Context
FinPilot, a B2B finance software company, wants to add an AI assistant that answers customer questions about product workflows, explains billing issues, and drafts support replies. Leadership is unsure whether to ship the first version with prompt engineering only, retrieval over internal knowledge sources, or fine-tuning for domain behavior.
Constraints
- p95 latency: 2,500ms for interactive support use cases
- Cost ceiling: $0.03 per request and $35K/month at 1.2M requests
- Hallucination ceiling: <2% on policy and billing questions
- Prompt injection success rate: <1% on adversarial tests
- Regulated environment: responses must not leak PII or quote inaccessible internal notes
- Engineering team: 3 ML engineers, 6 weeks to MVP
Available Resources
- 120K help-center articles, internal runbooks, release notes, and policy docs
- 1.8M historical support tickets with agent-written replies and resolution labels
- Existing search stack supports BM25 and vector search
- Approved models: a small low-cost chat model, a stronger general-purpose model, and the option to fine-tune one supported base model
- Human reviewers can label 1,000 examples for a golden set
Task
You are not asked to build the full system. Instead, define a decision framework for when this capability should use prompting, retrieval, or fine-tuning.

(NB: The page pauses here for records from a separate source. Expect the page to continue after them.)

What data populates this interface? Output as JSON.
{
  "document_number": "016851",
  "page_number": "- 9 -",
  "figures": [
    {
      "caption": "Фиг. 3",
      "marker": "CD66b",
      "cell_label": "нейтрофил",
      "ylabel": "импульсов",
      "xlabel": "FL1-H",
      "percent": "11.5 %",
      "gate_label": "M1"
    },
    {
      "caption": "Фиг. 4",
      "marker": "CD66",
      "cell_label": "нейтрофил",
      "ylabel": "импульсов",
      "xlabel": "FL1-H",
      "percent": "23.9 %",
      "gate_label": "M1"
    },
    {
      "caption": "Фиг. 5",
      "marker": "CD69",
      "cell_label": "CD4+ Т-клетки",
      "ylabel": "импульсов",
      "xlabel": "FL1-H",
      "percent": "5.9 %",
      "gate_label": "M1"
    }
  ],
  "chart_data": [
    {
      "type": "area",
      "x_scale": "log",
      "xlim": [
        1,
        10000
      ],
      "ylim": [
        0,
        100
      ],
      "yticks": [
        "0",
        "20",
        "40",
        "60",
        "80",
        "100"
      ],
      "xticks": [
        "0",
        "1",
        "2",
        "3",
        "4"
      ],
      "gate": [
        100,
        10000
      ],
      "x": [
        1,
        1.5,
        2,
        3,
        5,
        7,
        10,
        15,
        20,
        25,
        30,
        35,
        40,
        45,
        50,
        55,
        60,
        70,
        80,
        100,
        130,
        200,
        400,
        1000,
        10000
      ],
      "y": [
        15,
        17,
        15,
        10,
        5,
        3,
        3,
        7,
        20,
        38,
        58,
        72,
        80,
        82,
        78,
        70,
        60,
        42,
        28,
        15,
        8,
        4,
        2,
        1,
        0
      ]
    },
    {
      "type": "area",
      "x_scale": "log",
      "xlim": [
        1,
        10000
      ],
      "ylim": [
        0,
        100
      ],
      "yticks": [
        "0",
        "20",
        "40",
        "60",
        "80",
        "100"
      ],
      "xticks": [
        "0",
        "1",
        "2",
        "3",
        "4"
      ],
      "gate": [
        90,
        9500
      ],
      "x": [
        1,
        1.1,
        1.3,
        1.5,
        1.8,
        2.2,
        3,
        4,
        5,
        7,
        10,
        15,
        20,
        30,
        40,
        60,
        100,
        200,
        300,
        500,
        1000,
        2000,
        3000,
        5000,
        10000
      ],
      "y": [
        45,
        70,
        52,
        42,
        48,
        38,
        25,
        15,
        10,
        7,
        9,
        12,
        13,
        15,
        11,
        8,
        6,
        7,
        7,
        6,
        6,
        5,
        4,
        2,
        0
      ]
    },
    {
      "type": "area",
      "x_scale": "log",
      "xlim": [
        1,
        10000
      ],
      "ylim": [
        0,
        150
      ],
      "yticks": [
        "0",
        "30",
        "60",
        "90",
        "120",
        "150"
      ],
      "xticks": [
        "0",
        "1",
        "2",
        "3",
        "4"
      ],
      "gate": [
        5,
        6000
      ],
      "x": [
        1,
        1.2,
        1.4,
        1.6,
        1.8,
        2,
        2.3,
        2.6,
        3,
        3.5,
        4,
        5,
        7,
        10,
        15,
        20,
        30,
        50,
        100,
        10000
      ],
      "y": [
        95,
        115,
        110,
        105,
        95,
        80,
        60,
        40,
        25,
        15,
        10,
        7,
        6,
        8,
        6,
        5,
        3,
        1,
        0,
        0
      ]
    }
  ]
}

- Propose an eval-first plan that compares prompt-only, RAG, and fine-tuned approaches before architecture is finalized.
- Segment the product requirements into capability types (e.g., factual QA, style consistency, workflow guidance, classification, drafting) and map each to prompting, RAG, fine-tuning, or a hybrid.
- Design the target architecture for your recommended MVP, including where retrieval is required and where fine-tuning is justified or not justified.
- Specify safety controls for hallucination, prompt injection, and access control failures.
- Estimate cost, latency, and operational complexity for each option, then recommend one path for MVP and one likely follow-up iteration.